Recently asked / exam angle

  • "Commonest indication for surgery in Crohn's disease?" → Obstruction (stricture).
  • "Operation of choice in ulcerative colitis (elective)?" → Restorative proctocolectomy with IPAA (J-pouch).
  • "Strictureplasty for short stricture in Crohn's?" → Heineke–Mikulicz (Finney for medium, Michelassi for long).
  • "Toxic megacolon diameter cut-off?" → >6 cm transverse colon; colonoscopy/barium contraindicated.
  • "Which EIM does NOT improve after colectomy?" → PSC / ankylosing spondylitis / pyoderma gangrenosum / uveitis.
  • "Commonest complication after IPAA?" → Pouchitis → metronidazole.
  • "Which IBD is curable by surgery?" → Ulcerative colitis.
  • "Emergency surgery of choice in fulminant UC / toxic megacolon?" → Subtotal colectomy with end ileostomy (preserve rectal stump).
  • Image-based: skip lesions / string sign of Kantor (CD) on barium; lead-pipe colon with loss of haustrations (UC).
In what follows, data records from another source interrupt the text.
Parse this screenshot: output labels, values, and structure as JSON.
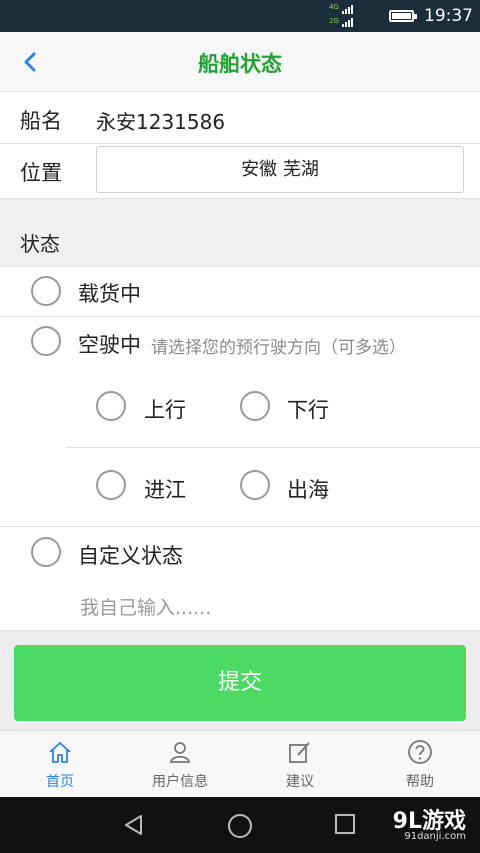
{
  "status_bar": {
    "network_top": "4G",
    "network_bottom": "2G",
    "time": "19:37"
  },
  "header": {
    "title": "船舶状态",
    "back_icon": "chevron-left-icon"
  },
  "ship": {
    "name_label": "船名",
    "name_value": "永安1231586",
    "location_label": "位置",
    "location_value": "安徽 芜湖"
  },
  "status": {
    "section_label": "状态",
    "loaded_label": "载货中",
    "empty_label": "空驶中",
    "empty_hint": "请选择您的预行驶方向（可多选）",
    "directions": [
      "上行",
      "下行",
      "进江",
      "出海"
    ],
    "custom_label": "自定义状态",
    "custom_placeholder": "我自己输入......"
  },
  "submit_label": "提交",
  "tabs": [
    {
      "label": "首页",
      "icon": "home-icon",
      "active": true
    },
    {
      "label": "用户信息",
      "icon": "user-icon",
      "active": false
    },
    {
      "label": "建议",
      "icon": "edit-icon",
      "active": false
    },
    {
      "label": "帮助",
      "icon": "help-icon",
      "active": false
    }
  ],
  "watermark": {
    "logo": "9L游戏",
    "domain": "91danji.com"
  },
  "colors": {
    "accent_green": "#23a336",
    "button_green": "#4cd964",
    "active_tab_blue": "#2f80e8"
  }
}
Mnemonic for Crohn's transmural features — "Crohn's = COBBLESTONE": Creeping fat, Obstruction (commonest surgical indication), Bowel skip lesions, Bowel-wall thickening, Linear/longitudinal ulcers, Entero-fistulae, Strictures, Transmural, Oral-to-anus, Non-caseating granulomas, Extraintestinal.

Rapid revision

  1. UC = mucosal, continuous, rectum-onwards, curable by total proctocolectomy.
  2. CD = transmural, skip lesions, mouth-to-anus, NOT curable — conserve bowel.
  3. Commonest CD surgical indication = stricture/obstruction.
  4. Toxic megacolon = transverse colon >6 cm + toxicity; avoid scope/barium.
  5. Emergency colitis surgery = subtotal colectomy + end ileostomy, rectal stump left.
  6. Elective UC operation of choice = restorative proctocolectomy with IPAA (J-pouch); pouchitis = commonest late complication → metronidazole/ciprofloxacin.
  7. IPAA is contraindicated in Crohn's.
  8. Strictureplasty: Heineke–Mikulicz (short), Finney (medium), Michelassi (long) — saves bowel, prevents short-bowel syndrome.
  9. Perianal complex CD fistula → non-cutting seton + infliximab; map with MRI pelvis.
  10. PSC, ankylosing spondylitis, uveitis, pyoderma gangrenosum = EIMs independent of colitis activity (don't remit after colectomy).
  11. High-grade dysplasia/DALM in UC → proctocolectomy; surveillance from 8 years (immediate if PSC).
  12. Crohn's terminal ileal disease → B12 deficiency, gallstones, oxalate renal stones; classic India differential = ileocaecal TB.